Evaluating the integral $\int_{-\infty}^{\infty}\ln|x|e^{-x^2}dx$

Question

Here's the problem.

Evaluate the definite integral $$I:=\int_{-\infty}^{\infty}\ln|x|e^{-x^2}dx.$$

I have made some good progress, but I'm unable to complete the solution. Here's what I've done: obviously, the integrand is even, so we can rewrite the integral as $$ I = 2\int_0^\infty\ln(x)e^{-x^2}dx.$$ Now, introduce the parameter $t$ and define $$ J(t) := \int_0^\infty\ln(xt)e^{-x^2}dx \implies I=2J(1).$$ Differentiating under the integral sign with respect to $t$, we have $$ \begin{split} J'(t) & = \int_0^\infty\partial_t\ln(xt)e^{-x^2}dx\\ & = \int_0^\infty\frac{x}{xt}e^{-x^2}dx\\ & = \int_0^\infty\frac1te^{-x^2}dx\\ & = \frac1t\int_0^\infty e^{-x^2}dx\\ & = \frac{\sqrt{\pi}}{2t} \end{split} $$ and therefore $$ J(t)=\int J'(t)dt =\frac{\sqrt{\pi}}{2}\ln(t)+C. $$ It almost seems like we are done, since just plugging in $t=1$ should give us the answer. However, I have no idea how to find the constant of integration $C$. The usual values $t=0$ and $t\to\infty$ don't work, since the $\ln(0)$ in the integrand tends to $-\infty$ and $\ln(t\to\infty)$ goes to $\infty$. Any other finite value of $t$ seems unhelpful as well. Could someone help me complete my solution or offer a different method?

Answer 1

For some different methods see here. You were close with that choice of parameter, however it doesn't lead anywhere because your constant is the original integral (you just get back to square $1$).

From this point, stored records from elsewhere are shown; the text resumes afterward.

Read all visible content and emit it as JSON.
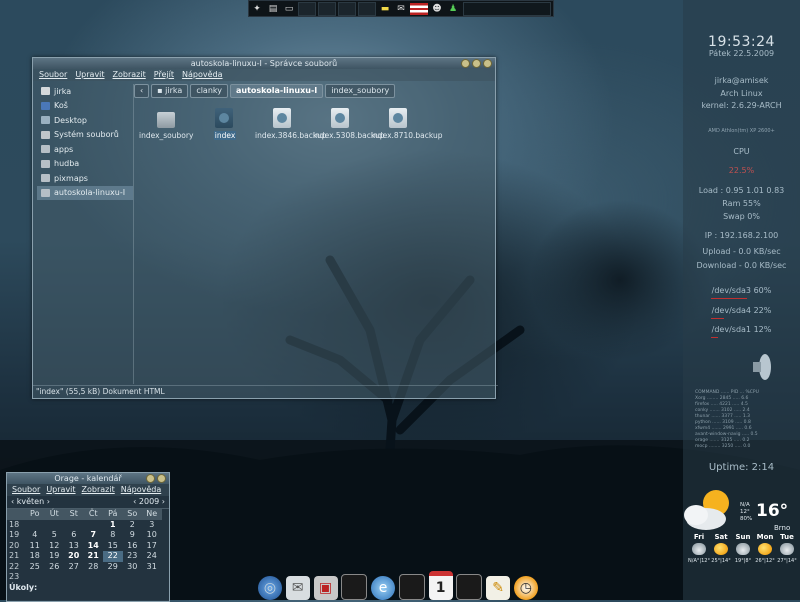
{
  "top_panel": {
    "icons": [
      "launcher-icon",
      "folder-icon",
      "monitor-icon",
      "note-icon",
      "mail-icon",
      "us-flag-icon",
      "tux-icon",
      "runner-icon"
    ]
  },
  "conky": {
    "time": "19:53:24",
    "date": "Pátek 22.5.2009",
    "user": "jirka@amisek",
    "os": "Arch Linux",
    "kernel": "kernel: 2.6.29-ARCH",
    "cpu_model": "AMD Athlon(tm) XP 2600+",
    "cpu_label": "CPU",
    "cpu_usage": "22.5%",
    "load": "Load : 0.95 1.01 0.83",
    "ram": "Ram 55%",
    "swap": "Swap 0%",
    "ip": "IP : 192.168.2.100",
    "upload": "Upload - 0.0 KB/sec",
    "download": "Download - 0.0 KB/sec",
    "disks": [
      "/dev/sda3 60%",
      "/dev/sda4 22%",
      "/dev/sda1 12%"
    ],
    "disk_usage": [
      0.6,
      0.22,
      0.12
    ],
    "processes": [
      "COMMAND ...... PID ... %CPU",
      "Xorg ........ 2845 ..... 6.6",
      "firefox ..... 4221 ..... 4.5",
      "conky ....... 3102 ..... 2.4",
      "thunar ...... 3377 ..... 1.3",
      "python ...... 3109 ..... 0.8",
      "xfwm4 ....... 2991 ..... 0.6",
      "avant-window-navig ..... 0.5",
      "orage ....... 3125 ..... 0.2",
      "mocp ........ 3250 ..... 0.0"
    ],
    "uptime": "Uptime: 2:14"
  },
  "file_manager": {
    "title": "autoskola-linuxu-I - Správce souborů",
    "menu": [
      "Soubor",
      "Upravit",
      "Zobrazit",
      "Přejít",
      "Nápověda"
    ],
    "sidebar": [
      {
        "label": "jirka",
        "icon": "home-icon",
        "color": "#d4d9dc"
      },
      {
        "label": "Koš",
        "icon": "trash-icon",
        "color": "#4a78b8"
      },
      {
        "label": "Desktop",
        "icon": "desktop-icon",
        "color": "#9ab0c0"
      },
      {
        "label": "Systém souborů",
        "icon": "drive-icon",
        "color": "#c0c6ca"
      },
      {
        "label": "apps",
        "icon": "folder-icon",
        "color": "#b6bfc6"
      },
      {
        "label": "hudba",
        "icon": "folder-icon",
        "color": "#b6bfc6"
      },
      {
        "label": "pixmaps",
        "icon": "folder-icon",
        "color": "#b6bfc6"
      },
      {
        "label": "autoskola-linuxu-I",
        "icon": "folder-icon",
        "color": "#b6bfc6"
      }
    ],
    "path": [
      "jirka",
      "clanky",
      "autoskola-linuxu-I",
      "index_soubory"
    ],
    "files": [
      {
        "name": "index_soubory",
        "type": "folder"
      },
      {
        "name": "index",
        "type": "html"
      },
      {
        "name": "index.3846.backup",
        "type": "html"
      },
      {
        "name": "index.5308.backup",
        "type": "html"
      },
      {
        "name": "index.8710.backup",
        "type": "html"
      }
    ],
    "status": "\"index\" (55,5 kB) Dokument HTML"
  },
  "calendar": {
    "title": "Orage - kalendář",
    "menu": [
      "Soubor",
      "Upravit",
      "Zobrazit",
      "Nápověda"
    ],
    "month": "květen",
    "year": "2009",
    "weekdays": [
      "Po",
      "Út",
      "St",
      "Čt",
      "Pá",
      "So",
      "Ne"
    ],
    "weeks": [
      {
        "wk": "18",
        "days": [
          "",
          "",
          "",
          "",
          "1",
          "2",
          "3"
        ]
      },
      {
        "wk": "19",
        "days": [
          "4",
          "5",
          "6",
          "7",
          "8",
          "9",
          "10"
        ]
      },
      {
        "wk": "20",
        "days": [
          "11",
          "12",
          "13",
          "14",
          "15",
          "16",
          "17"
        ]
      },
      {
        "wk": "21",
        "days": [
          "18",
          "19",
          "20",
          "21",
          "22",
          "23",
          "24"
        ]
      },
      {
        "wk": "22",
        "days": [
          "25",
          "26",
          "27",
          "28",
          "29",
          "30",
          "31"
        ]
      },
      {
        "wk": "23",
        "days": [
          "",
          "",
          "",
          "",
          "",
          "",
          ""
        ]
      }
    ],
    "today": "22",
    "tasks_label": "Úkoly:"
  },
  "dock": {
    "items": [
      "globe-icon",
      "mail-client-icon",
      "package-icon",
      "terminal-icon",
      "browser-icon",
      "terminal-icon",
      "calendar-icon",
      "screen-icon",
      "editor-icon",
      "clock-icon"
    ],
    "calendar_day": "1"
  },
  "weather": {
    "temp": "16°",
    "condition": "N/A",
    "feels": "12°",
    "humidity": "80%",
    "city": "Brno",
    "forecast": [
      {
        "day": "Fri",
        "range": "N/A°|12°",
        "icon": "cloud"
      },
      {
        "day": "Sat",
        "range": "25°|14°",
        "icon": "sun"
      },
      {
        "day": "Sun",
        "range": "19°|8°",
        "icon": "cloud"
      },
      {
        "day": "Mon",
        "range": "26°|12°",
        "icon": "sun"
      },
      {
        "day": "Tue",
        "range": "27°|14°",
        "icon": "cloud"
      }
    ]
  }
}
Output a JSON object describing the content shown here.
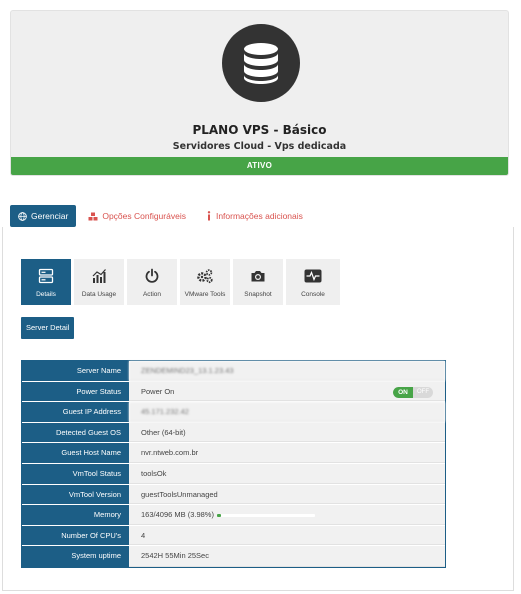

Here is another approach, let $x^2=t$ to get: $$I=\frac12 \int_0^{\infty}\frac{\sqrt t e^{-t}\ln t}{t}dt$$ Now use the following property , and the Laplace transform table to get: $$\mathcal{L}(\sqrt t e^{-t})= \frac{\sqrt \pi}{2} \frac{1}{(s+1)^\frac32}$$ $$\mathcal{L}^{-1}\left(\frac{\ln s}{s}\right)=-(\ln t +\gamma)$$ Thus we have: $$I=-\frac{\sqrt \pi}{4}\int_0^\infty \frac{\ln x +\gamma}{(1+x)^\frac32}dx$$ Evaluating: $\displaystyle{\int_0^\infty \frac{1}{(1+x)^\frac32}dx=2}\, $ is easy using that $$\int\frac{1}{(1+x)^\frac32}dx =-\frac{2}{\sqrt{1+x}} +C$$ And for $$\int \frac{\ln x}{(1+x)^{\frac32}}dx$$ Integrate by parts using the integral from above, but plug in the bounds only in the end to avoid convergence issues. Of course you can also consider: $$J(n)=\int_0^\infty \frac{x^{n-1}}{(1+x)^\frac32} dx=B\left(n,\frac32 -n\right)$$ Then differentiate once w.r.t $n$ and set $n=1$ to get: $\displaystyle{\int_0^\infty \frac{\ln x}{(1+x)^{\frac32}}}dx=4\ln 2$

Answer 2

I'll tell you how Dr. Sonnhard Graubner probably got the answer. Since $\int_0^\infty x^t e^{-x^2}dx=\frac{1}{2}\Gamma(\frac{t+1}{2})$, $\int_0^\infty x^t e^{-x^2}\ln xdx=\frac{1}{4}\Gamma'(\frac{t+1}{2})$ and $I=\frac{1}{2}\Gamma'(\frac{1}{2})$.